# Jet mini lathe



## nblumert (Oct 15, 2008)

I just picked up the jet mini lathe 1014 off of craigslist for $250 It had never used. Seemed like a good deal, plus the girlfriend wants to start doing pens. The woodworking show got her hooked. What are all of the supplies that I will need to have her start making pens? Any help is appreciated.
Nick


----------



## mranum (Mar 27, 2008)

You'll need a live center with a 60* point, mandrel, bushings to match the style of pen you want to tun, and some basic turning tools i.e. skew or gouges. Drill bits to match the pen kits too and some epoxy or other type of glue for gluing the tubes in the blanks. Wood or acrylic blanks for the pens. Finishing supplies. I would start with wood, there is a lot of forgiveness in it and basically any hardwood will do. Acrylic has a bit of a learning curve to it and that includes just getting it drilled without blowouts. If you do wood you will need sandpaper through about 600 grit or with acrylic get a micro mesh set of abrasives and some automotive polishing cream.

Don't think I left out anything.:blink: Have fun!

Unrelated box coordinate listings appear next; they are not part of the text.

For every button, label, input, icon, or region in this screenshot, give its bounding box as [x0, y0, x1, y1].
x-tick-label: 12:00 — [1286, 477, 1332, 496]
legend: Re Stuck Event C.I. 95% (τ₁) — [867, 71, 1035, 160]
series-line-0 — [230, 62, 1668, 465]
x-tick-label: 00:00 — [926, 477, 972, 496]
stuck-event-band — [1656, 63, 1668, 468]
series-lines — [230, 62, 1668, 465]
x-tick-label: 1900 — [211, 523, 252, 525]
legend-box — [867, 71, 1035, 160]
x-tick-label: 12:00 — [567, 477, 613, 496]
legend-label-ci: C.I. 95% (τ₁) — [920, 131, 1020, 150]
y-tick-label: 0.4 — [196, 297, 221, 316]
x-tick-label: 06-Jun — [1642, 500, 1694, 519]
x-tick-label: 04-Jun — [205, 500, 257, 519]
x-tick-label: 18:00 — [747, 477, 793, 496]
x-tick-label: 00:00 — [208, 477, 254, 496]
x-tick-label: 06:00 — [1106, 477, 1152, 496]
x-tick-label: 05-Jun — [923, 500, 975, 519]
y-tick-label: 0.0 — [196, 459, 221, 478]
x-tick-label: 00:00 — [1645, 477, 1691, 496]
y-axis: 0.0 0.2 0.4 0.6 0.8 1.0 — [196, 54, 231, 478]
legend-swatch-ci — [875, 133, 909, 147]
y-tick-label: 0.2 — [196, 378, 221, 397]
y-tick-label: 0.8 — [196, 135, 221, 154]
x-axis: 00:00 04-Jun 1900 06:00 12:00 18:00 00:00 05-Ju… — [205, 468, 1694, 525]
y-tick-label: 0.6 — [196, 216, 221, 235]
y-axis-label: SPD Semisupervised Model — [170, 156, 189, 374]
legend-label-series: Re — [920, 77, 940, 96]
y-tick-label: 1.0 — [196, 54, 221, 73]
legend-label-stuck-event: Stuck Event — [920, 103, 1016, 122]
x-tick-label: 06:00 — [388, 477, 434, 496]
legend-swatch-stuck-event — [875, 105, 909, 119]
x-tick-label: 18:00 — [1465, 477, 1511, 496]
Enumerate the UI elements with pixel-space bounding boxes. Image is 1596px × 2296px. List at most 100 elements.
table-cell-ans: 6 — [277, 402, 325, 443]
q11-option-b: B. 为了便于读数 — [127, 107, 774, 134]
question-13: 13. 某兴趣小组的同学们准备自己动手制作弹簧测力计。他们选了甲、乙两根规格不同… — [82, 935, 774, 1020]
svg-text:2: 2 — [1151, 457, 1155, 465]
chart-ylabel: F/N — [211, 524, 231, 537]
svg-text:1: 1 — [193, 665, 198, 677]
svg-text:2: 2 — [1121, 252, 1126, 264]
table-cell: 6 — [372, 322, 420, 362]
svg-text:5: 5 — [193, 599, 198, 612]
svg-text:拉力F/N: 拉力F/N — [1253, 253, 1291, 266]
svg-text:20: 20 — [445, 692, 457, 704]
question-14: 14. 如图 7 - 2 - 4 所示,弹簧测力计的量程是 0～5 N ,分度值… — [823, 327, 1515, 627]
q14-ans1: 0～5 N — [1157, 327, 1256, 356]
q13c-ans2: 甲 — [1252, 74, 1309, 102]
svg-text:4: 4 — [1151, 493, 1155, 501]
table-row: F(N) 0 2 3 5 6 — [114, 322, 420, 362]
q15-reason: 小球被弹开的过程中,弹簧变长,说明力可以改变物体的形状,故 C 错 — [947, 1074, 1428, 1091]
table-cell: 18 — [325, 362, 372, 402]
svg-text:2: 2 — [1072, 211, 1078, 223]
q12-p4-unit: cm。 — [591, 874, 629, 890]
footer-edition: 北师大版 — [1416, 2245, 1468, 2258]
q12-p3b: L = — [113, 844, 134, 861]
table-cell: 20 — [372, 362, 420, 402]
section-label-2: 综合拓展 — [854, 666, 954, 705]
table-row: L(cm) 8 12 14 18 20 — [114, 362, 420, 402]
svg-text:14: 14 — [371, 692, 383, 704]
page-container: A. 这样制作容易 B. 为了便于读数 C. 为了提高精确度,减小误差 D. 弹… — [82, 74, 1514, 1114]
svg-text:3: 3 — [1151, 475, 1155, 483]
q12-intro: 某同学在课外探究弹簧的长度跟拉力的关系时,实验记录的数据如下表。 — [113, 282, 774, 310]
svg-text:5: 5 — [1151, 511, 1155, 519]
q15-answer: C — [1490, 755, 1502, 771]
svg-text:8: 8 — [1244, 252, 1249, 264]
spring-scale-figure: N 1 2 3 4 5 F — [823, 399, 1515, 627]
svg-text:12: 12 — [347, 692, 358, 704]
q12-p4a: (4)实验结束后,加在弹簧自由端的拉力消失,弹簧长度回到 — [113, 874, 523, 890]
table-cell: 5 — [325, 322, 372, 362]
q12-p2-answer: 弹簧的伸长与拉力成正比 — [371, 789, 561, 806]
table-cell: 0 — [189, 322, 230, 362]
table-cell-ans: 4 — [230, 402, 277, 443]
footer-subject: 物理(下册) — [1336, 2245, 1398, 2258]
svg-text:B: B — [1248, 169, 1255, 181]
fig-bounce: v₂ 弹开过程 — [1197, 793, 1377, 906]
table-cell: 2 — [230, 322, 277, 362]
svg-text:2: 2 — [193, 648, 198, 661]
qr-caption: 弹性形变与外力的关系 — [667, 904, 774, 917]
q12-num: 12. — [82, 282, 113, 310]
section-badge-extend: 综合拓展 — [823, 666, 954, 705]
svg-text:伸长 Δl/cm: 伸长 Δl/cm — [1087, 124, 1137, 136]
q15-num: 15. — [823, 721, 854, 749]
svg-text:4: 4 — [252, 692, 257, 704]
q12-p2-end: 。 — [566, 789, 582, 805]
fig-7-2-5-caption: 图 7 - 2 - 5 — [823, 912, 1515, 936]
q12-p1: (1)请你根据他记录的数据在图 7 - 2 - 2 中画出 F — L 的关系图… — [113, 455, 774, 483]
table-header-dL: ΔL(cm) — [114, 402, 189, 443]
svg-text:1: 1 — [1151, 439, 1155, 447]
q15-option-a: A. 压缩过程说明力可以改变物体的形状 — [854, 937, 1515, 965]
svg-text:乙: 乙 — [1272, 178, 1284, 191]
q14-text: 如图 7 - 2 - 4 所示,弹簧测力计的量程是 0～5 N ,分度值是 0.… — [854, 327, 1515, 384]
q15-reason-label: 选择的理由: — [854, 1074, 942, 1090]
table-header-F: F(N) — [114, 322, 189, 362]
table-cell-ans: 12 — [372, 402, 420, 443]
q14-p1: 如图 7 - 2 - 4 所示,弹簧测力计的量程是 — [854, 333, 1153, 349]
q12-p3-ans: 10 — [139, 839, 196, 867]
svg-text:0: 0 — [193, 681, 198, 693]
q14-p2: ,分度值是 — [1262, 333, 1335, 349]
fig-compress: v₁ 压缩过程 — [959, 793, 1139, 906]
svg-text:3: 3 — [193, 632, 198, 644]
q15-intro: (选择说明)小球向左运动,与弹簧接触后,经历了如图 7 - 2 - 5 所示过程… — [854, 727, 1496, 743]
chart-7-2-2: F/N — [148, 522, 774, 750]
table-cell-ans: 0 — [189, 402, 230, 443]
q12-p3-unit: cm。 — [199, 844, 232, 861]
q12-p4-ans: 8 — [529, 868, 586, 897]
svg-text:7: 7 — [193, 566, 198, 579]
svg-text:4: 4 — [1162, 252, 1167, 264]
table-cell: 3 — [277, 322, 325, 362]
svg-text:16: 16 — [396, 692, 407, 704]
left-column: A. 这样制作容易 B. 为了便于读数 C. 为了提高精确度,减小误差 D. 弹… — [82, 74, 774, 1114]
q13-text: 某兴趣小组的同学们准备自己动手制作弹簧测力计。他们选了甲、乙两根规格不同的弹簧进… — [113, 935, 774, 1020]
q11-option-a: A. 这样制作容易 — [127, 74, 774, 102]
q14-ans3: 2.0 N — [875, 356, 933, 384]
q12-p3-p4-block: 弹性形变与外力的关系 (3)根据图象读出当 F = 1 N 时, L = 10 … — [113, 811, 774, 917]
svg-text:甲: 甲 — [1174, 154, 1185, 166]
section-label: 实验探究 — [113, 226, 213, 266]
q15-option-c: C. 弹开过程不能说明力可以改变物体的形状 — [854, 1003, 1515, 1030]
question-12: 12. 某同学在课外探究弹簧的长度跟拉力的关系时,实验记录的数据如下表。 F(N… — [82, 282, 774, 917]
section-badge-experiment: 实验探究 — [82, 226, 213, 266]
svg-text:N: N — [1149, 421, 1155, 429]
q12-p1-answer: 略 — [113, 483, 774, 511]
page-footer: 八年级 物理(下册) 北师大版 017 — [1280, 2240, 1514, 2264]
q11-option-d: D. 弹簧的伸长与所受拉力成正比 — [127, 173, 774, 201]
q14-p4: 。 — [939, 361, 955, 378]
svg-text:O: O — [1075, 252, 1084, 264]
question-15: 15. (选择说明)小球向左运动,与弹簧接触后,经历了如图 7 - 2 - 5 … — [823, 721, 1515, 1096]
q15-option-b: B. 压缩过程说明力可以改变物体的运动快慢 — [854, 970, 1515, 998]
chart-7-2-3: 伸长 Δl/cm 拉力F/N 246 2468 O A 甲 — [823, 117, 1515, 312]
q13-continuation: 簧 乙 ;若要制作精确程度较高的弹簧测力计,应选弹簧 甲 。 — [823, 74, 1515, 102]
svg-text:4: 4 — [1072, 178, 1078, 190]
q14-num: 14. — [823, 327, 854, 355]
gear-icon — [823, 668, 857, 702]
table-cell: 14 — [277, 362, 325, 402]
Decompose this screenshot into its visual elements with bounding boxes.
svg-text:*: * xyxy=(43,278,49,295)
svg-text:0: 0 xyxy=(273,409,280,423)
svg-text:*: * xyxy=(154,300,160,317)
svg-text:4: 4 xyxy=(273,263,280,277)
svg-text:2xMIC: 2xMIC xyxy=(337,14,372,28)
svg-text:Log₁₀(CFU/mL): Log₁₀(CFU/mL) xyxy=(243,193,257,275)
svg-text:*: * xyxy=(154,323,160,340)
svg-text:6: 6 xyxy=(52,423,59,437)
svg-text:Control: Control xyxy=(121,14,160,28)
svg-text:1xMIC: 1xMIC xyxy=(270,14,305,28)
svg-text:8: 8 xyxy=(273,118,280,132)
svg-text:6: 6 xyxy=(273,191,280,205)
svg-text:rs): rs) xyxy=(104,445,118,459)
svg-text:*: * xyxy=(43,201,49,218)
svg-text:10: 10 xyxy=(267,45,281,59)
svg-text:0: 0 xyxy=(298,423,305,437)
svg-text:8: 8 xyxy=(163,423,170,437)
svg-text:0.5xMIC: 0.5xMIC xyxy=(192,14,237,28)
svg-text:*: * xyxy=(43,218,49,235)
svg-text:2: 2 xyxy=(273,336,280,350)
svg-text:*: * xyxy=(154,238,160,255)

Its addicting.


----------



## Jeff4woodturning (Feb 1, 2009)

for that jet lathe you'll need a Morse Taper 2 mandrel, i suggest the adjustable mandrel. there are many different styles of pens out there some shorter tube than others, some with just one tube so you would have to add spacers so blank is tight for turning.

Glue use medium CA glue and accelerator you can glue blanks up quicker and start turning. also will help if any cracks or blow outs

finish for a new pen turner, a Hut wax stick. rub it on and use a paper towel to heat it up. (Fiction Polish)

a pen press you can buy one or can use lathe, or drill press with a home made jigs, or a hand squeeze clamp.

turning tools and sandpaper up to 600 at least, i keep going with micro mesh to 12000.

disc sander or pen mill to square up pen blank after tubes are glued in, so to insure tight fit when pens are pressed together.


----------



## nblumert (Oct 15, 2008)

Thanks guys, thats exactly what I needed.
nick


----------



## Mitch Cholewinski (Mar 11, 2007)

Don't forget your going to need a grinder and some type of jig. if you want sharp tools. If I was you I would forget about pens and get all the tools you will need for turning pens and then have your girl practice for a while before turning. Don't buy anything you don't need except the tools you need to turn the pens at this time. It's easy to go broke but don't buy cheap tools. Good luck Mitch:thumbsup:


----------